ABD; Rusya’dan S-400 savunma füzeleri alım görüşmelerini 2017 yılında başlatan Savunma Sanayii Başkanlığı’nı (SSB) gözüne kestirdi.

SSB’nin dört kurum yetkilisine yaptırım uygulamasını 7 Nisan’da yürürlüğe soktu.

Neyse ki Türkiye, savunma sanayii ihracatında rekabet gücünü zayıflatan bu karardan önce Ukrayna’ya, Azerbaycan’a, Katar’a SİHA satmıştı...

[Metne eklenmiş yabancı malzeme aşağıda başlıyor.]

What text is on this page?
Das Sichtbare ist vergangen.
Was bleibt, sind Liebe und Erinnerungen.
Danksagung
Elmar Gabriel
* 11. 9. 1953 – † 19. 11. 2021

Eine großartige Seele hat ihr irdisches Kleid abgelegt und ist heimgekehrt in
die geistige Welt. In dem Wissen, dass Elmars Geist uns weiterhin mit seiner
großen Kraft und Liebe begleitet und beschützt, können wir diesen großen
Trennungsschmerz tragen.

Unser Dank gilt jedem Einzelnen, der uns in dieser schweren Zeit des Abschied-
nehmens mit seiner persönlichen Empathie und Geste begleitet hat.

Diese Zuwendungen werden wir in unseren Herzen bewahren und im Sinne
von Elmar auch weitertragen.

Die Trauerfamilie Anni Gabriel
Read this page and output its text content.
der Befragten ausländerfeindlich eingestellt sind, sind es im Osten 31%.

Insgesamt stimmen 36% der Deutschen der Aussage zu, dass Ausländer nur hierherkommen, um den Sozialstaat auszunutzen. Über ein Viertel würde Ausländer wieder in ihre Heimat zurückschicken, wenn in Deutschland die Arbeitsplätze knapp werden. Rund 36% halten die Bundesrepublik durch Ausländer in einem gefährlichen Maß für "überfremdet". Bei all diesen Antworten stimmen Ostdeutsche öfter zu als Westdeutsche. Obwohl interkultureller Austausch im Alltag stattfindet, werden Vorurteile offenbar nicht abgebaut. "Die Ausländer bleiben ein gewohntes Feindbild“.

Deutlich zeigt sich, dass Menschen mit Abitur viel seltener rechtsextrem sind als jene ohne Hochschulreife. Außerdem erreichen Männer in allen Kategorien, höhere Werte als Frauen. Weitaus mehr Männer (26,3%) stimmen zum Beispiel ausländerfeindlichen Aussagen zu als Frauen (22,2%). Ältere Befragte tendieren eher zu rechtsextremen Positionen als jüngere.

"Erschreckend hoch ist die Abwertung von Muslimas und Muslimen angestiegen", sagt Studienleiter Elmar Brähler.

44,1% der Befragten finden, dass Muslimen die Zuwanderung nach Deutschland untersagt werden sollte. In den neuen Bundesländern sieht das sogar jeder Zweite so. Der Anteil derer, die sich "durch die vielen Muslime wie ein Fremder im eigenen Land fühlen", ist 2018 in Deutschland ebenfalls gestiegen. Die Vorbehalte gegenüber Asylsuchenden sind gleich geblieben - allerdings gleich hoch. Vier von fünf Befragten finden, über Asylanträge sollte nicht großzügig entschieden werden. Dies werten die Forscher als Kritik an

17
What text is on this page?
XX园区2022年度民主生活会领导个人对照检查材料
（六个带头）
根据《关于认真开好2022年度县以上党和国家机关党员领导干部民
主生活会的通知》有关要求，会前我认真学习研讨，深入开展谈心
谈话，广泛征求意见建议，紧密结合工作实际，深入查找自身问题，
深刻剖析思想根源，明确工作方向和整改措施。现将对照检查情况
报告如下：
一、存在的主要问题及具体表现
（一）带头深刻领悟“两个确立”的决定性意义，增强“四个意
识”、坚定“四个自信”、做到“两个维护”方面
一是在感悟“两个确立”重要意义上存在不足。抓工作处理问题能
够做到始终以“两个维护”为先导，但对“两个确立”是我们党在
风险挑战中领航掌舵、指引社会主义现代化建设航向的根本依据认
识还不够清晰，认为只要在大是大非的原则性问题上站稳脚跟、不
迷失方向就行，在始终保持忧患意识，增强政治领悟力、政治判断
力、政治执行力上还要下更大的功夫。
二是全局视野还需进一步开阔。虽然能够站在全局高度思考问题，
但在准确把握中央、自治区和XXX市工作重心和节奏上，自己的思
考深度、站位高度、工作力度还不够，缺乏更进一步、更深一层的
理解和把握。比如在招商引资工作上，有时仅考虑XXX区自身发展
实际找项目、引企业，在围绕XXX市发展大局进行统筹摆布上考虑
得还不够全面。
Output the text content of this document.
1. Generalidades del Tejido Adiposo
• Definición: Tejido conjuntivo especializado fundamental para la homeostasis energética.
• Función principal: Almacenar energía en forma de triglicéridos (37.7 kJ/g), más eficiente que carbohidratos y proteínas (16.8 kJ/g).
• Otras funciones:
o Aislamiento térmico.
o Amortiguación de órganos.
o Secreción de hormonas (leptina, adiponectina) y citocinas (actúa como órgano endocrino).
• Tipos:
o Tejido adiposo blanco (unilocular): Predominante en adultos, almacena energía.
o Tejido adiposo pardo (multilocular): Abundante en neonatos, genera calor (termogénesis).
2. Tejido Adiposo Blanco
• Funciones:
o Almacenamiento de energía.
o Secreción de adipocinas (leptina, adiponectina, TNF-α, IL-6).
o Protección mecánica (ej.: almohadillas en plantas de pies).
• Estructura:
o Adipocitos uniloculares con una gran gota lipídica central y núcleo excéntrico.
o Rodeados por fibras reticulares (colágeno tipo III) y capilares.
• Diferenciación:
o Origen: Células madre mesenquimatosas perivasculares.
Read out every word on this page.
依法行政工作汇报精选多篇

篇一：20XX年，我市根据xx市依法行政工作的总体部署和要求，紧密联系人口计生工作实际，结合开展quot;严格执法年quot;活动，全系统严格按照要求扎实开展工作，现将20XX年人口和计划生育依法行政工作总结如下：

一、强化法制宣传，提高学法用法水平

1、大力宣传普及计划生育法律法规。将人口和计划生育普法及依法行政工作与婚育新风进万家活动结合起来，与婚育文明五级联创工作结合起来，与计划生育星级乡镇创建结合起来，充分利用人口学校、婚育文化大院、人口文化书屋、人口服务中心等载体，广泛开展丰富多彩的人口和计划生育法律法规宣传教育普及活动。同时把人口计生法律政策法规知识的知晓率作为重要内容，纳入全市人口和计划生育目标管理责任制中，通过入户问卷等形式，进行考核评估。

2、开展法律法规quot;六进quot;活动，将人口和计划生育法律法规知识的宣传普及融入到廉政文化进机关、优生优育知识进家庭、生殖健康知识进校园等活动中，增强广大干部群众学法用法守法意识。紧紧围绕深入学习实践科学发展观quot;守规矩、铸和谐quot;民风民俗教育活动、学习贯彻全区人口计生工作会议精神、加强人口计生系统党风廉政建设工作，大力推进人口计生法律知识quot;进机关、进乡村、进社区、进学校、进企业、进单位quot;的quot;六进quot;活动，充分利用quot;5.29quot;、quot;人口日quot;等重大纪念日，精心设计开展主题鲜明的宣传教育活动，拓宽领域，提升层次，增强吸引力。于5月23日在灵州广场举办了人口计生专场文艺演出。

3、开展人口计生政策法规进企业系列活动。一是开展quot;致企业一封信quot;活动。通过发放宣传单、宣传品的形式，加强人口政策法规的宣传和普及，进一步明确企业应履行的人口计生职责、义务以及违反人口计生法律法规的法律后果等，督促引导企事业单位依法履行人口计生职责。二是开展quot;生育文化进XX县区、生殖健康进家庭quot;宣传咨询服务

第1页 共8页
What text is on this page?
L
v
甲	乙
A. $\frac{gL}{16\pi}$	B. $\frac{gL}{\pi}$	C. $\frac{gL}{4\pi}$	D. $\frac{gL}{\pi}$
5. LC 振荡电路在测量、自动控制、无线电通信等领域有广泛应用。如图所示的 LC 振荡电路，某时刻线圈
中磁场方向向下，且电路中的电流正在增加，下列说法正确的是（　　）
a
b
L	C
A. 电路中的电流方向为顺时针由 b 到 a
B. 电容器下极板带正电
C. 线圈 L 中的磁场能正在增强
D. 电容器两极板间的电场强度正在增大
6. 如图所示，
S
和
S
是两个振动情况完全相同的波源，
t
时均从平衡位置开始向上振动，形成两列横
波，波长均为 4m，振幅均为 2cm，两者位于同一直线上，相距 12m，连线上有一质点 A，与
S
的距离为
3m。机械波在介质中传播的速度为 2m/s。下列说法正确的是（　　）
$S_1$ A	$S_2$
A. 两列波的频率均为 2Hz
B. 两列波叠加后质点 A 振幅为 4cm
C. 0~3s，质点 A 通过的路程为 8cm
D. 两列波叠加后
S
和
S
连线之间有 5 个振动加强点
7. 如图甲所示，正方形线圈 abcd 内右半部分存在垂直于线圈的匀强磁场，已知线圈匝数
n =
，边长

Karadeniz’e kıyıdaş ülkelerle 1936’da imzalanan Montrö Boğazlar Sözleşmesi ve Münhasır Ekonomik Bölge anlaşmaları Türkiye’ye nefes aldırıyordu.

Karadeniz, Fatih sondaj gemisinin doğalgaz  keşfi ile de taçlanan bir barış deniziydi....

Bir Karadeniz’in çırpınması kalmıştı, şu pandemide bu da oldu.

★★★

Türkiye Montrö Boğazlar Sözleşmesi’nden Cumhurbaşkanı’nın tek imzası ile çıkabilir mi/feshedebilir mi?  Bu soruya Meclis Başkanı Mustafa ŞentopMümkün ama muhtemel değil” yanıtını verdi. “Mümkün ne demek?”, şimdi bu soru tartışılıyor.

Montrö; Türkiye’nin tapusu Lozan Antlaşması’nı tartışan küme ile toplumsal cinsiyet temelli kamu politikaları oluşmasını öngören Avrupa Konseyi’nin 2012 yılında imzaya açtığı İstanbul Sözleşmesi’nden Türkiye’nin çıkmasını destekleyen kümenin kesişim çemberinde kaldı...

Erdoğan’ın, Montrö’nün “an itibarıyla” tartışılmasından yana olmadığı anlaşıldı.

Cumhurbaşkanlığı Hükümet Sistemi’nin elverişli koşullarında Montrö Boğazlar Sözleşmesi “Daha iyisini bulduk” diye masaya yatırılır mı? Şentop’un dediği gibi, “Mümkün”!

TBMM’den böyle bir karar çıkar mı? Çıkmaz.

AKP erken seçime gider mi? Gitmez...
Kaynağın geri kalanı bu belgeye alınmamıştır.